At 4:10PM BST all firewall configurations were restored to the correct state and performance was again back to normal.

Follow up actions

Monitoring on the firewall state is being implemented, allowing us to notice this issue much sooner should it occur again. We’re also working to update our firewall configuration to ensure the inconsistent state issue can’t reoccur.

A team is investigating what can be done to reduce the time it takes to start TOPdesk environments. This will reduce the recovery time for future disruptions.

Posted Jun 25, 2021 - 11:57 CEST

Resolved

This morning the hosting provider executed planned routine maintenance on several of our servers. During the maintenance, servers were taken out of the production pool one by one.

At 1:45PM BST, during maintenance actions on one of the final servers, another server crashed due to hardware failure. Because of this crash, some virtual machines were not moved to a healthy host in time. This caused downtime for some environments.

At 2:13PM SBT the maintenance was completed and our servers were back online. Most TOPdesk environments recovered quickly, but some took up to 45 minutes to start correctly.

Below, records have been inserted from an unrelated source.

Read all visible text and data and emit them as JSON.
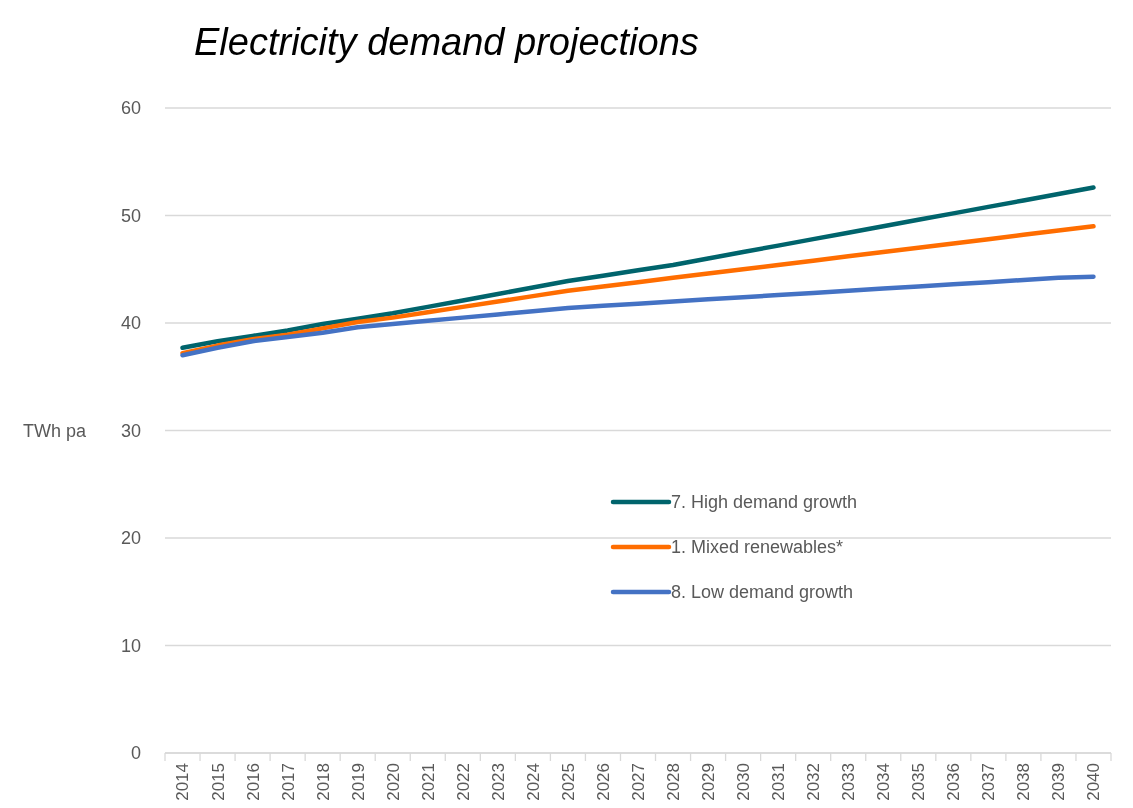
{
  "chart_data": {
    "type": "line",
    "title": "Electricity demand projections",
    "ylabel": "TWh pa",
    "categories": [
      "2014",
      "2015",
      "2016",
      "2017",
      "2018",
      "2019",
      "2020",
      "2021",
      "2022",
      "2023",
      "2024",
      "2025",
      "2026",
      "2027",
      "2028",
      "2029",
      "2030",
      "2031",
      "2032",
      "2033",
      "2034",
      "2035",
      "2036",
      "2037",
      "2038",
      "2039",
      "2040"
    ],
    "series": [
      {
        "name": "7. High demand growth",
        "color": "#00646c",
        "values": [
          37.7,
          38.3,
          38.8,
          39.3,
          39.9,
          40.4,
          40.9,
          41.5,
          42.1,
          42.7,
          43.3,
          43.9,
          44.4,
          44.9,
          45.4,
          46.0,
          46.6,
          47.2,
          47.8,
          48.4,
          49.0,
          49.6,
          50.2,
          50.8,
          51.4,
          52.0,
          52.6
        ]
      },
      {
        "name": "1. Mixed renewables*",
        "color": "#ff6d00",
        "values": [
          37.2,
          37.9,
          38.5,
          38.9,
          39.5,
          40.1,
          40.5,
          41.0,
          41.5,
          42.0,
          42.5,
          43.0,
          43.4,
          43.8,
          44.2,
          44.6,
          45.0,
          45.4,
          45.8,
          46.2,
          46.6,
          47.0,
          47.4,
          47.8,
          48.2,
          48.6,
          49.0
        ]
      },
      {
        "name": "8. Low demand growth",
        "color": "#4472c4",
        "values": [
          37.0,
          37.7,
          38.3,
          38.7,
          39.1,
          39.6,
          39.9,
          40.2,
          40.5,
          40.8,
          41.1,
          41.4,
          41.6,
          41.8,
          42.0,
          42.2,
          42.4,
          42.6,
          42.8,
          43.0,
          43.2,
          43.4,
          43.6,
          43.8,
          44.0,
          44.2,
          44.3
        ]
      }
    ],
    "ylim": [
      0,
      60
    ],
    "yticks": [
      0,
      10,
      20,
      30,
      40,
      50,
      60
    ],
    "grid": "y",
    "legend": "center",
    "marker": "none",
    "line_style": "solid"
  }
}
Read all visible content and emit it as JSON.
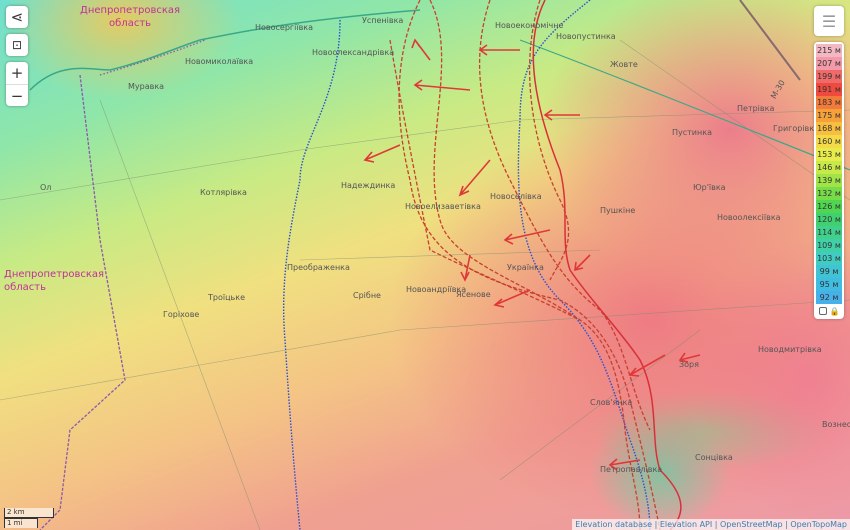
{
  "regions": {
    "north": "Днепропетровская\nобласть",
    "west": "Днепропетровская\nобласть"
  },
  "places": [
    "Успенівка",
    "Новосергіївка",
    "Новоолександрівка",
    "Новомиколаївка",
    "Муравка",
    "Новопустинка",
    "Новоекономічне",
    "Жовте",
    "Петрівка",
    "Пустинка",
    "Григорівка",
    "Юр'ївка",
    "Пушкіне",
    "Новоолексіївка",
    "Котлярівка",
    "Надеждинка",
    "Новоелизаветівка",
    "Новоселівка",
    "Преображенка",
    "Срібне",
    "Троїцьке",
    "Горіхове",
    "Новоандріївка",
    "Ясенове",
    "Українка",
    "Новодмитрівка",
    "Зоря",
    "Слов'янка",
    "Петропавлівка",
    "Сонцівка",
    "Вознесенка",
    "Ол"
  ],
  "road_label": "М-30",
  "controls": {
    "share_icon": "share-icon",
    "locate_icon": "locate-icon",
    "zoom_in": "+",
    "zoom_out": "−"
  },
  "legend": {
    "items": [
      {
        "label": "215 м",
        "color": "#f4b8c4"
      },
      {
        "label": "207 м",
        "color": "#f29aa8"
      },
      {
        "label": "199 м",
        "color": "#f06a6a"
      },
      {
        "label": "191 м",
        "color": "#ee4a40"
      },
      {
        "label": "183 м",
        "color": "#f27a3a"
      },
      {
        "label": "175 м",
        "color": "#f6a03a"
      },
      {
        "label": "168 м",
        "color": "#f8be40"
      },
      {
        "label": "160 м",
        "color": "#f4da48"
      },
      {
        "label": "153 м",
        "color": "#e8ec4a"
      },
      {
        "label": "146 м",
        "color": "#c8ea48"
      },
      {
        "label": "139 м",
        "color": "#a0e448"
      },
      {
        "label": "132 м",
        "color": "#78dc48"
      },
      {
        "label": "126 м",
        "color": "#50d650"
      },
      {
        "label": "120 м",
        "color": "#40d070"
      },
      {
        "label": "114 м",
        "color": "#40d08c"
      },
      {
        "label": "109 м",
        "color": "#40d0a8"
      },
      {
        "label": "103 м",
        "color": "#40ccc0"
      },
      {
        "label": "99 м",
        "color": "#40c4d4"
      },
      {
        "label": "95 м",
        "color": "#40bce0"
      },
      {
        "label": "92 м",
        "color": "#48b0e8"
      }
    ],
    "lock_icon": "lock-icon",
    "checkbox_icon": "checkbox-icon"
  },
  "layers_icon": "layers-icon",
  "scale": {
    "km": "2 km",
    "mi": "1 mi"
  },
  "attribution": [
    "Elevation database",
    "Elevation API",
    "OpenStreetMap",
    "OpenTopoMap"
  ],
  "colors": {
    "front": "#d8303a",
    "border": "#8a5aa8",
    "line_blue": "#2a50d0"
  }
}
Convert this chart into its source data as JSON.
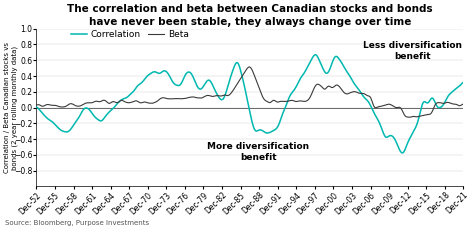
{
  "title": "The correlation and beta between Canadian stocks and bonds\nhave never been stable, they always change over time",
  "ylabel": "Correlation / Beta Canadian stocks vs\nbonds (2 year rolling monthly data)",
  "source": "Source: Bloomberg, Purpose Investments",
  "ylim": [
    -1.0,
    1.0
  ],
  "yticks": [
    -0.8,
    -0.6,
    -0.4,
    -0.2,
    0.0,
    0.2,
    0.4,
    0.6,
    0.8,
    1.0
  ],
  "xtick_labels": [
    "Dec-52",
    "Dec-55",
    "Dec-58",
    "Dec-61",
    "Dec-64",
    "Dec-67",
    "Dec-70",
    "Dec-73",
    "Dec-76",
    "Dec-79",
    "Dec-82",
    "Dec-85",
    "Dec-88",
    "Dec-91",
    "Dec-94",
    "Dec-97",
    "Dec-00",
    "Dec-03",
    "Dec-06",
    "Dec-09",
    "Dec-12",
    "Dec-15",
    "Dec-18",
    "Dec-21"
  ],
  "correlation_color": "#00b8b0",
  "beta_color": "#3a3a3a",
  "legend_labels": [
    "Correlation",
    "Beta"
  ],
  "annotation1": "Less diversification\nbenefit",
  "annotation2": "More diversification\nbenefit",
  "title_fontsize": 7.5,
  "axis_fontsize": 5.5,
  "ylabel_fontsize": 5.0,
  "legend_fontsize": 6.5,
  "annotation_fontsize": 6.5,
  "bg_color": "#ffffff",
  "linewidth_corr": 1.1,
  "linewidth_beta": 0.8
}
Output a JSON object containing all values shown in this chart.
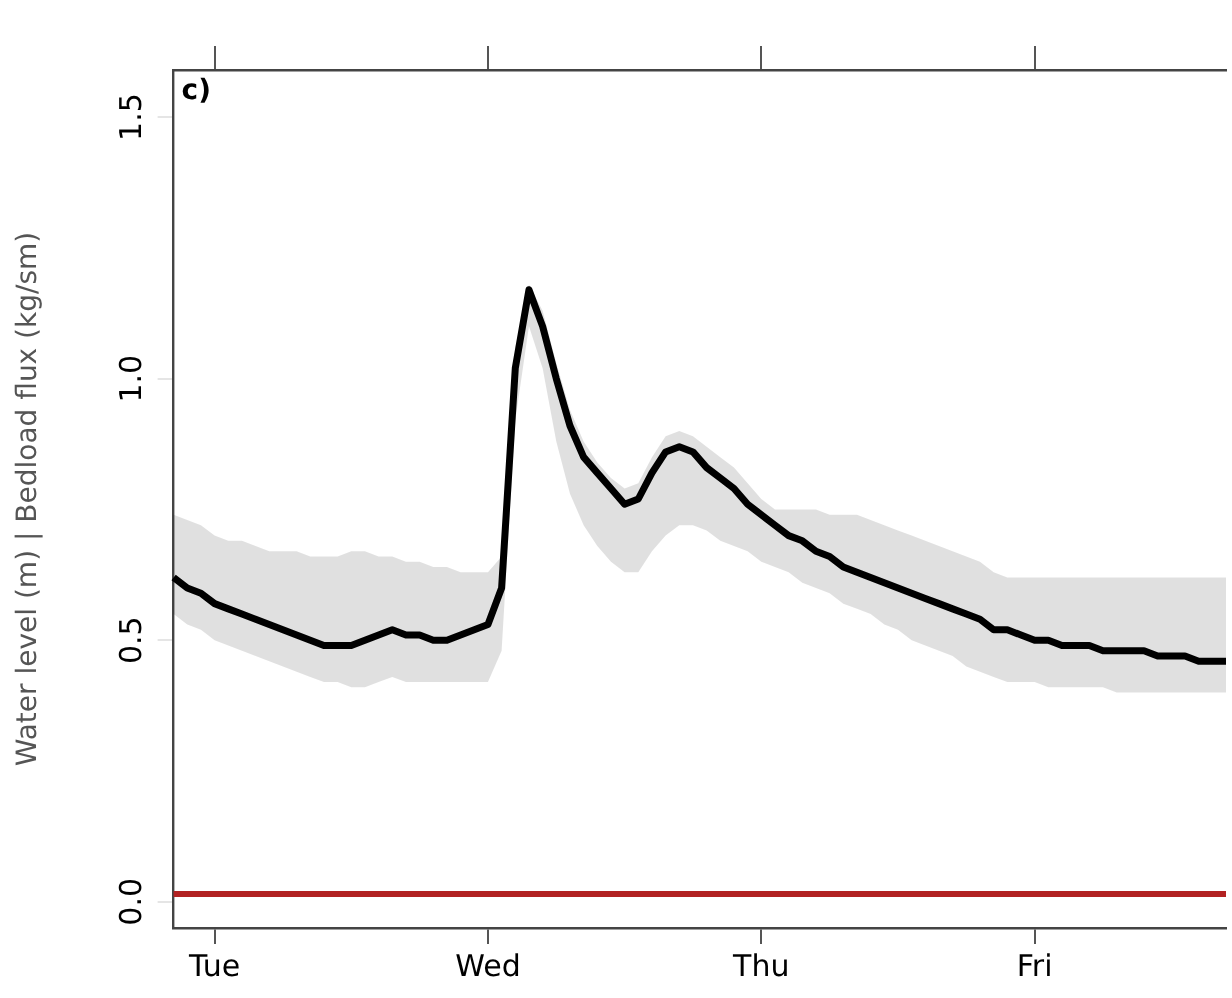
{
  "chart_data": {
    "type": "line",
    "ylabel": "Water level (m) | Bedload flux (kg/sm)",
    "annotations": [
      "c)"
    ],
    "categories": [
      null,
      null,
      null,
      "Tue",
      null,
      null,
      null,
      null,
      null,
      null,
      null,
      null,
      null,
      null,
      null,
      null,
      null,
      null,
      null,
      null,
      null,
      null,
      null,
      "Wed",
      null,
      null,
      null,
      null,
      null,
      null,
      null,
      null,
      null,
      null,
      null,
      null,
      null,
      null,
      null,
      null,
      null,
      null,
      null,
      "Thu",
      null,
      null,
      null,
      null,
      null,
      null,
      null,
      null,
      null,
      null,
      null,
      null,
      null,
      null,
      null,
      null,
      null,
      null,
      null,
      "Fri",
      null,
      null,
      null,
      null,
      null,
      null,
      null,
      null,
      null,
      null,
      null,
      null,
      null,
      null
    ],
    "ylim": [
      -0.05,
      1.59
    ],
    "yticks": [
      {
        "value": 0,
        "label": "0.0"
      },
      0.5,
      {
        "value": 1,
        "label": "1.0"
      },
      1.5
    ],
    "grid": false,
    "legend": false,
    "marker": "none",
    "line_style": "solid",
    "series": [
      {
        "color": "#000000",
        "values": [
          0.62,
          0.6,
          0.59,
          0.57,
          0.56,
          0.55,
          0.54,
          0.53,
          0.52,
          0.51,
          0.5,
          0.49,
          0.49,
          0.49,
          0.5,
          0.51,
          0.52,
          0.51,
          0.51,
          0.5,
          0.5,
          0.51,
          0.52,
          0.53,
          0.6,
          1.02,
          1.17,
          1.1,
          1.0,
          0.91,
          0.85,
          0.82,
          0.79,
          0.76,
          0.77,
          0.82,
          0.86,
          0.87,
          0.86,
          0.83,
          0.81,
          0.79,
          0.76,
          0.74,
          0.72,
          0.7,
          0.69,
          0.67,
          0.66,
          0.64,
          0.63,
          0.62,
          0.61,
          0.6,
          0.59,
          0.58,
          0.57,
          0.56,
          0.55,
          0.54,
          0.52,
          0.52,
          0.51,
          0.5,
          0.5,
          0.49,
          0.49,
          0.49,
          0.48,
          0.48,
          0.48,
          0.48,
          0.47,
          0.47,
          0.47,
          0.46,
          0.46,
          0.46
        ],
        "lower": [
          0.55,
          0.53,
          0.52,
          0.5,
          0.49,
          0.48,
          0.47,
          0.46,
          0.45,
          0.44,
          0.43,
          0.42,
          0.42,
          0.41,
          0.41,
          0.42,
          0.43,
          0.42,
          0.42,
          0.42,
          0.42,
          0.42,
          0.42,
          0.42,
          0.48,
          0.92,
          1.1,
          1.02,
          0.88,
          0.78,
          0.72,
          0.68,
          0.65,
          0.63,
          0.63,
          0.67,
          0.7,
          0.72,
          0.72,
          0.71,
          0.69,
          0.68,
          0.67,
          0.65,
          0.64,
          0.63,
          0.61,
          0.6,
          0.59,
          0.57,
          0.56,
          0.55,
          0.53,
          0.52,
          0.5,
          0.49,
          0.48,
          0.47,
          0.45,
          0.44,
          0.43,
          0.42,
          0.42,
          0.42,
          0.41,
          0.41,
          0.41,
          0.41,
          0.41,
          0.4,
          0.4,
          0.4,
          0.4,
          0.4,
          0.4,
          0.4,
          0.4,
          0.4
        ],
        "upper": [
          0.74,
          0.73,
          0.72,
          0.7,
          0.69,
          0.69,
          0.68,
          0.67,
          0.67,
          0.67,
          0.66,
          0.66,
          0.66,
          0.67,
          0.67,
          0.66,
          0.66,
          0.65,
          0.65,
          0.64,
          0.64,
          0.63,
          0.63,
          0.63,
          0.66,
          1.06,
          1.18,
          1.13,
          1.03,
          0.94,
          0.88,
          0.84,
          0.81,
          0.79,
          0.8,
          0.85,
          0.89,
          0.9,
          0.89,
          0.87,
          0.85,
          0.83,
          0.8,
          0.77,
          0.75,
          0.75,
          0.75,
          0.75,
          0.74,
          0.74,
          0.74,
          0.73,
          0.72,
          0.71,
          0.7,
          0.69,
          0.68,
          0.67,
          0.66,
          0.65,
          0.63,
          0.62,
          0.62,
          0.62,
          0.62,
          0.62,
          0.62,
          0.62,
          0.62,
          0.62,
          0.62,
          0.62,
          0.62,
          0.62,
          0.62,
          0.62,
          0.62,
          0.62
        ]
      },
      {
        "color": "#b22222",
        "values": [
          0.015,
          0.015,
          0.015,
          0.015,
          0.015,
          0.015,
          0.015,
          0.015,
          0.015,
          0.015,
          0.015,
          0.015,
          0.015,
          0.015,
          0.015,
          0.015,
          0.015,
          0.015,
          0.015,
          0.015,
          0.015,
          0.015,
          0.015,
          0.015,
          0.015,
          0.015,
          0.015,
          0.015,
          0.015,
          0.015,
          0.015,
          0.015,
          0.015,
          0.015,
          0.015,
          0.015,
          0.015,
          0.015,
          0.015,
          0.015,
          0.015,
          0.015,
          0.015,
          0.015,
          0.015,
          0.015,
          0.015,
          0.015,
          0.015,
          0.015,
          0.015,
          0.015,
          0.015,
          0.015,
          0.015,
          0.015,
          0.015,
          0.015,
          0.015,
          0.015,
          0.015,
          0.015,
          0.015,
          0.015,
          0.015,
          0.015,
          0.015,
          0.015,
          0.015,
          0.015,
          0.015,
          0.015,
          0.015,
          0.015,
          0.015,
          0.015,
          0.015,
          0.015
        ]
      }
    ]
  }
}
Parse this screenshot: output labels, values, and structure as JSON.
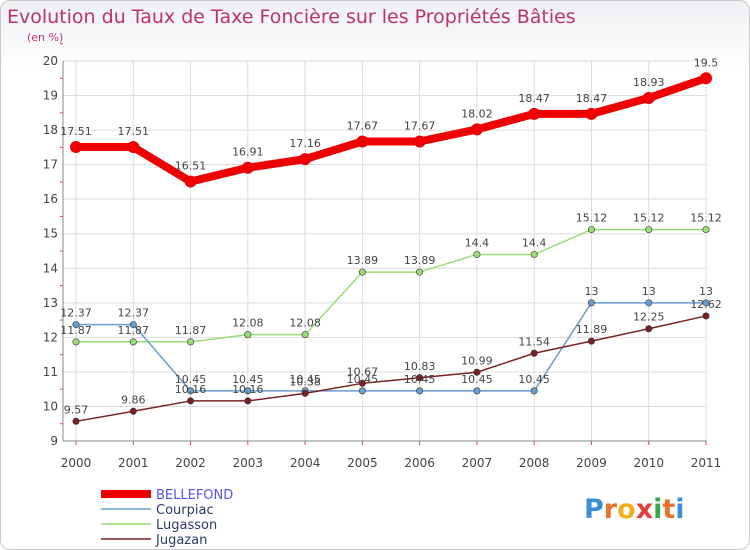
{
  "chart_data": {
    "type": "line",
    "title": "Evolution du Taux de Taxe Foncière sur les Propriétés Bâties",
    "subtitle": "(en %)",
    "xlabel": "",
    "ylabel": "",
    "x": [
      "2000",
      "2001",
      "2002",
      "2003",
      "2004",
      "2005",
      "2006",
      "2007",
      "2008",
      "2009",
      "2010",
      "2011"
    ],
    "ylim": [
      9,
      20
    ],
    "yticks": [
      "9",
      "10",
      "11",
      "12",
      "13",
      "14",
      "15",
      "16",
      "17",
      "18",
      "19",
      "20"
    ],
    "legend_position": "bottom-left",
    "series": [
      {
        "name": "BELLEFOND",
        "color": "#ee0000",
        "values": [
          17.51,
          17.51,
          16.51,
          16.91,
          17.16,
          17.67,
          17.67,
          18.02,
          18.47,
          18.47,
          18.93,
          19.5
        ],
        "labels": [
          "17.51",
          "17.51",
          "16.51",
          "16.91",
          "17.16",
          "17.67",
          "17.67",
          "18.02",
          "18.47",
          "18.47",
          "18.93",
          "19.5"
        ]
      },
      {
        "name": "Courpiac",
        "color": "#6a9ed0",
        "values": [
          12.37,
          12.37,
          10.45,
          10.45,
          10.45,
          10.45,
          10.45,
          10.45,
          10.45,
          13,
          13,
          13
        ],
        "labels": [
          "12.37",
          "12.37",
          "10.45",
          "10.45",
          "10.45",
          "10.45",
          "10.45",
          "10.45",
          "10.45",
          "13",
          "13",
          "13"
        ]
      },
      {
        "name": "Lugasson",
        "color": "#99dd77",
        "values": [
          11.87,
          11.87,
          11.87,
          12.08,
          12.08,
          13.89,
          13.89,
          14.4,
          14.4,
          15.12,
          15.12,
          15.12
        ],
        "labels": [
          "11.87",
          "11.87",
          "11.87",
          "12.08",
          "12.08",
          "13.89",
          "13.89",
          "14.4",
          "14.4",
          "15.12",
          "15.12",
          "15.12"
        ]
      },
      {
        "name": "Jugazan",
        "color": "#7a2222",
        "values": [
          9.57,
          9.86,
          10.16,
          10.16,
          10.38,
          10.67,
          10.83,
          10.99,
          11.54,
          11.89,
          12.25,
          12.62
        ],
        "labels": [
          "9.57",
          "9.86",
          "10.16",
          "10.16",
          "10.38",
          "10.67",
          "10.83",
          "10.99",
          "11.54",
          "11.89",
          "12.25",
          "12.62"
        ]
      }
    ]
  },
  "logo": {
    "text": "Proxiti"
  }
}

While we were starting TOPdesk environments and verifying all services were back online, several customers reported their TOPdesk environment was much slower than usual after the disruption. We investigated the root cause of this problem, and found that due to the disruption one firewall ended up in an inconsistent state, causing traffic to that specific node to be dropped.

At 4:10PM BST all firewall configurations were restored to the correct state and performance was again back to normal.

If you still encounter problems while working in your TOPdesk environment, please contact TOPdesk Support.

Posted Jun 09, 2021 - 17:28 CEST

Update

Our engineers have found the root cause of the slow performance and are working to resolve the issue.

Posted Jun 09, 2021 - 17:07 CEST

Update

All TOPdesk environments are back online and all services are running. We're still investigating reports of slowness occurring after the disruption.

Posted Jun 09, 2021 - 16:30 CEST

Update

During planned routine maintenance on one of our servers by the hosting provider, another server crashed unexpectedly. With 2 servers down at the same time, not all virtual machines could be moved to an active server, causing downtime for several customer environments.

The maintenance is completed and our servers are back online. We're still in the process of restoring the final customer environments.

Posted Jun 09, 2021 - 15:29 CEST

Investigating

We are currently experiencing problems on the UK1 hosting location. As a result your TOPdesk environment may not be available.

We are aware of the problem and are working on a solution.

Our apologies for the inconvenience. We aim to update this status page every 30 minutes until the issue has been resolved.

E-mail updates will be sent when the issue has been resolved. You can subscribe on the status page (https://status.topdesk.com) for additional updates.

To inform TOPdesk you are affected by this issue, please visit https://my.topdesk.com/tas/public/ssp/ . Please refer to incident TDR21 06 2694.

Posted Jun 09, 2021 - 14:54 CEST

This incident affected: UK1 SaaS hosting location.